The global economy is expected to slow to 2.9 percent in 2019, compared with 3 percent in 2018.
Growth in the US is expected to slow to 2.5 percent this year from 2.9 percent in 2018, while China is expected to grow at 6.2 percent this year compared, with 6.5 percent in 2018, the World Bank said.
“The outlook for the global economy has darkened. Financing conditions have tightened, industrial production has moderated, trade tensions have intensified, and some large emerging market and developing economies have experienced significant financial market stress,” the bank said. “Faced with these headwinds, the recovery in emerging market and developing economies has lost momentum.”
It warned that the possibility of escalating trade restrictions involving major economies remained elevated despite the temporary pause in tariff hikes agreed by the US and China during the G20 meeting in early December 2018 and the successful negotiation of the new US-Mexico-Canada Agreement, which have somewhat tempered trade policy uncertainties.
International value chains
“This uncertainty is likely to weigh on firms’ willingness to invest, export, and engage in international value chains, with negative effects on the global trade outlook,” the bank said.
“The risk of rising trade protectionism remains high.
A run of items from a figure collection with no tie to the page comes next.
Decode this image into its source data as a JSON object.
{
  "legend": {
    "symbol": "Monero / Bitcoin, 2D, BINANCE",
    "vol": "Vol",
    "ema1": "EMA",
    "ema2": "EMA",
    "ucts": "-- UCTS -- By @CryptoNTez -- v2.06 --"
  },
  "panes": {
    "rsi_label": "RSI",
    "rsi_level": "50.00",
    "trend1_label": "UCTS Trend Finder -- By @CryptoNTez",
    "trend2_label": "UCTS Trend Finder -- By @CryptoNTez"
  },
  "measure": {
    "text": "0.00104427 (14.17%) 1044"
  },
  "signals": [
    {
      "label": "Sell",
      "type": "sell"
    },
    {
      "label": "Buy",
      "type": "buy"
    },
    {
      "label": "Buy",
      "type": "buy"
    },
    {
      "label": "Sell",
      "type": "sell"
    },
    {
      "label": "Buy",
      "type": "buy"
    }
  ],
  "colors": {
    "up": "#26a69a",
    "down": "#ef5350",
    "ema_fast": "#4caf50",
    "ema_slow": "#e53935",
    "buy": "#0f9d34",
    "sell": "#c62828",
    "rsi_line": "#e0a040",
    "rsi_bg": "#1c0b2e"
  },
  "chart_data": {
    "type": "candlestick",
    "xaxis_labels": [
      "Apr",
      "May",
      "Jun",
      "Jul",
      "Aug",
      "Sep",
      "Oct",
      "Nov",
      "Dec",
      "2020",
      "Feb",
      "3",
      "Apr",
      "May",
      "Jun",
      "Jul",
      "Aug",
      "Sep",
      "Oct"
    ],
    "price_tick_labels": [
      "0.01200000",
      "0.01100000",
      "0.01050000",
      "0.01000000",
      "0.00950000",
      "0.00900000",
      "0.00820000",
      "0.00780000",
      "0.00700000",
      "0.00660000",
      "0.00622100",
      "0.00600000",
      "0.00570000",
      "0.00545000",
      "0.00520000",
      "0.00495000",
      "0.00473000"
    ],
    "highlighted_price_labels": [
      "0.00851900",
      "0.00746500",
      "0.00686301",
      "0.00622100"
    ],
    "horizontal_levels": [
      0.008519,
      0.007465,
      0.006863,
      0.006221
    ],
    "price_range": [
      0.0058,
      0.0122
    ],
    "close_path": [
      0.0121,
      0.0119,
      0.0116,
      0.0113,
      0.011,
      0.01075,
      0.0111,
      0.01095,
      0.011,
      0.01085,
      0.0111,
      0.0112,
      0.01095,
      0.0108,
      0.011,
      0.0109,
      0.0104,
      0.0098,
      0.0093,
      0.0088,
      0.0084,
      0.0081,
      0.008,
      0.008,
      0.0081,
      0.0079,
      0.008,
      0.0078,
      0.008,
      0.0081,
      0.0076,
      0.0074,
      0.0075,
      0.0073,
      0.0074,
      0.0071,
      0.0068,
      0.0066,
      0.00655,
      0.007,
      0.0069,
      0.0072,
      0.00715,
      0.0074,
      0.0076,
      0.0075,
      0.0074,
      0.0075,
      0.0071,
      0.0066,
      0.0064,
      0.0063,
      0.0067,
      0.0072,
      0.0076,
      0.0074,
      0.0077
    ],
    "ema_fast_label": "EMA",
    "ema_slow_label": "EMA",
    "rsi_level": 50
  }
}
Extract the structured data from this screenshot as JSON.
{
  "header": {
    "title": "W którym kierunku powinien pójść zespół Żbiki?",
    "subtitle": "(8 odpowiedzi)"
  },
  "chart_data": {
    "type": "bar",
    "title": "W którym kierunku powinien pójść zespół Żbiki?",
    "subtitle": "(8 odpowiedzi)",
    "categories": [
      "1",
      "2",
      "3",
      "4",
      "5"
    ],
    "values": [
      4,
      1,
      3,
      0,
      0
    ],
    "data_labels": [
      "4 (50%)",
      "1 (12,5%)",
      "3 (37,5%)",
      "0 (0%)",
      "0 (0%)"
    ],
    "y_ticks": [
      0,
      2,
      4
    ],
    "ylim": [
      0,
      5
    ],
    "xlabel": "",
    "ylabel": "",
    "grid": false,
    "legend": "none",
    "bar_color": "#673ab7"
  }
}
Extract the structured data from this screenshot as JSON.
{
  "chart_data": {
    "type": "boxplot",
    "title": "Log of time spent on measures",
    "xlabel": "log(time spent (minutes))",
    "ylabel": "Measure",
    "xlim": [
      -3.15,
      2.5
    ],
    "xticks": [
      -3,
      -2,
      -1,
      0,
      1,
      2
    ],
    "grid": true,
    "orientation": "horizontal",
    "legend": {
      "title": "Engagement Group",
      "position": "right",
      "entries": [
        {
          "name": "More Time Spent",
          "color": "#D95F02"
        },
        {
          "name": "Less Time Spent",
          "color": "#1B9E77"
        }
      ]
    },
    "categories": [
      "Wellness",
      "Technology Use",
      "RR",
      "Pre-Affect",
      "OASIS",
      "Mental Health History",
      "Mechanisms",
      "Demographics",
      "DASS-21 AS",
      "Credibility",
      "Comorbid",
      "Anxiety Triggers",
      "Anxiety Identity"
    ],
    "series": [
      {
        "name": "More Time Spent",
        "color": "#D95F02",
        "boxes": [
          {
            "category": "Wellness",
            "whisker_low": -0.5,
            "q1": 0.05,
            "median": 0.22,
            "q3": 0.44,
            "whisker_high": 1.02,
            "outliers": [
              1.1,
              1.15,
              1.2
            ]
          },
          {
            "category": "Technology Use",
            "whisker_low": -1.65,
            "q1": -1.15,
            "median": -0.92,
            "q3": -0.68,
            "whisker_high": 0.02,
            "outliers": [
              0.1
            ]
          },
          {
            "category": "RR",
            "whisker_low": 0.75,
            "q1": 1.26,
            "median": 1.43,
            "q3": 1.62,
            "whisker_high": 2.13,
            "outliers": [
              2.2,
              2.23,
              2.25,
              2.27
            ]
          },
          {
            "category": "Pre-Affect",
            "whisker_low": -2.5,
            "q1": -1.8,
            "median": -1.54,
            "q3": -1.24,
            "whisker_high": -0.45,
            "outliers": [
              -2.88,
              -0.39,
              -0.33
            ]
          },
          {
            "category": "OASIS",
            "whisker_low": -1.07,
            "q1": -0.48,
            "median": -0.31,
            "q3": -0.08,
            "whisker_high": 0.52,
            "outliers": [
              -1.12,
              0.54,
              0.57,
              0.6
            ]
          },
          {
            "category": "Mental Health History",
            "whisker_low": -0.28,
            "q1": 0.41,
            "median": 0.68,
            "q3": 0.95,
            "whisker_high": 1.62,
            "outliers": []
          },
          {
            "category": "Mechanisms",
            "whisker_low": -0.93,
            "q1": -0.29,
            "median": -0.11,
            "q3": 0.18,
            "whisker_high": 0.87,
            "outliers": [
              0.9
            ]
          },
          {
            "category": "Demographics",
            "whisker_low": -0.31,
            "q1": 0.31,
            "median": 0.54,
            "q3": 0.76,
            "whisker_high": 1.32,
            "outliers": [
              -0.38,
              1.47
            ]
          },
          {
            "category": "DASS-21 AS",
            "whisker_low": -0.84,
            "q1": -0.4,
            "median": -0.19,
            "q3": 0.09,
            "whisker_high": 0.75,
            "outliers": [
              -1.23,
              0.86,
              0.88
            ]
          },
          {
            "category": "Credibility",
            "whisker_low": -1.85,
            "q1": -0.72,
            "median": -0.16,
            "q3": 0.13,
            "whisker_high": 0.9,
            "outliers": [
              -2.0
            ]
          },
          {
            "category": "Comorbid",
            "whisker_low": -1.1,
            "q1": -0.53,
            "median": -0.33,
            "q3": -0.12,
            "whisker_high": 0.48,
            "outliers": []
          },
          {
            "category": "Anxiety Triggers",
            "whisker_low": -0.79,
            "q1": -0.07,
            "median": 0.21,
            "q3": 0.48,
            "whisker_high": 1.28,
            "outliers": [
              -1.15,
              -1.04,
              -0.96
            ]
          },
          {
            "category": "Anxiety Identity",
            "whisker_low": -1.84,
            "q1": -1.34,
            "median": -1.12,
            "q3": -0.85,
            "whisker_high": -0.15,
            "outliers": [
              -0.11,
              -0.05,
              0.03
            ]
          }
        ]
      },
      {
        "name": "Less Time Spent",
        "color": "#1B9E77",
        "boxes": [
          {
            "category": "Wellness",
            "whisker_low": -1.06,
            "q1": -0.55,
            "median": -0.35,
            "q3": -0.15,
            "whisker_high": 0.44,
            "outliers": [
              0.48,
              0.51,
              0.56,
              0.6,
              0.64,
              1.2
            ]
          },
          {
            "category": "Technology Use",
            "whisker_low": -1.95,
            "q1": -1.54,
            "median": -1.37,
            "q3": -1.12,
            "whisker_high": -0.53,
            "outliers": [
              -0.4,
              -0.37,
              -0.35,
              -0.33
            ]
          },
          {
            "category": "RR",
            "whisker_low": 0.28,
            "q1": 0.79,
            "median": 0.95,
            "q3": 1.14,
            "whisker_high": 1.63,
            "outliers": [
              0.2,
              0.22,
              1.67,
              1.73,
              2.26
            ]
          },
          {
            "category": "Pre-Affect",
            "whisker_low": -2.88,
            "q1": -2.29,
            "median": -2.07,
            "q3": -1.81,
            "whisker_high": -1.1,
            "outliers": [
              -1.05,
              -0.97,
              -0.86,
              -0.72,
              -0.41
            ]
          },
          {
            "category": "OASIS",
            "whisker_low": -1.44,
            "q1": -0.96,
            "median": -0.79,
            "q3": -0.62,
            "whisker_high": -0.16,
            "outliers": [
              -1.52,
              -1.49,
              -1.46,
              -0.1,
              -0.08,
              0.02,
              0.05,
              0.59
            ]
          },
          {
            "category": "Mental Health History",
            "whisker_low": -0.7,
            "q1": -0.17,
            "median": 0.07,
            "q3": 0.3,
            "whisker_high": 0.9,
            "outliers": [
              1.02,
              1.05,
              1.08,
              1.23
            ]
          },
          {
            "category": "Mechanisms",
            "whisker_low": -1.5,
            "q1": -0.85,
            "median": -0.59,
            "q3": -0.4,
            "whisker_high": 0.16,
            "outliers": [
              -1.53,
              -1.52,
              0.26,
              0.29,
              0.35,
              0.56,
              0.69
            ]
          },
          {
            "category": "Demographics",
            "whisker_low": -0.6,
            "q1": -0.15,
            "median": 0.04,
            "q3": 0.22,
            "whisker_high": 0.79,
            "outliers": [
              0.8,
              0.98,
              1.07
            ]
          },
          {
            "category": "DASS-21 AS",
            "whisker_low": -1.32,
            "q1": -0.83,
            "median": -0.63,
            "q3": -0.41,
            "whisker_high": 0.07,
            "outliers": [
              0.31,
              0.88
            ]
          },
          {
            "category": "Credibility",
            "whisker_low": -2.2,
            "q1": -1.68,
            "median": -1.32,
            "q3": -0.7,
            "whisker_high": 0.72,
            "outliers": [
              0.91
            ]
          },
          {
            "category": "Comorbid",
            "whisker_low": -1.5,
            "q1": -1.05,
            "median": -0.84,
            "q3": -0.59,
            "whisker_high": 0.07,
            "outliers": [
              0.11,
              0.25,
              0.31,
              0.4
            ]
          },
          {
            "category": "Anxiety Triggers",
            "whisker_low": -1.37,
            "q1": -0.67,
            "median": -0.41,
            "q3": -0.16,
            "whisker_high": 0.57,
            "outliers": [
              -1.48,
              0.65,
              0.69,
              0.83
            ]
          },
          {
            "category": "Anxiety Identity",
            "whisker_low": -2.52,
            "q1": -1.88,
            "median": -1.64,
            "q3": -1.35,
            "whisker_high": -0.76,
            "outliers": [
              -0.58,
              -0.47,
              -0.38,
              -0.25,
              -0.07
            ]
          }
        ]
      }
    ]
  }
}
New US tariffs and the retaliatory response of trading partners now affect close to $430 billion (R6 trillion) of global imports – around 2.5 percent of global goods trade.”
In its report, “Global economic prospects, darkening skies”, the World Bank said that if such a risk materialised in the second half of 2019, global per capita growth would drop somewhat to about 1 percent in 2020.
Emerging-market economies are expected to grow at 4.2 percent this year, with advanced economies expected to grow at 2 percent, the World Bank said in the report.
Oil prices are expected to average $67 a barrel in 2019 and 2020, $2 a barrel lower than June projections. However, uncertainty around the forecast was high.
It said although growth in oil demand was expected to remain robust in 2019, the expected loss in momentum across emerging markets and developing economies could have a greater impact on oil demand than expected. “The outlook for supply is uncertain and depends to a large extent on production decisions by Opec and its non-Opec partners. While these producers have agreed to cut output by 1.2 million barrels per day for six months starting January 2019, few details have been forthcoming about the distribution of the cuts, and they may prove insufficient to reduce the oversupply of oil.”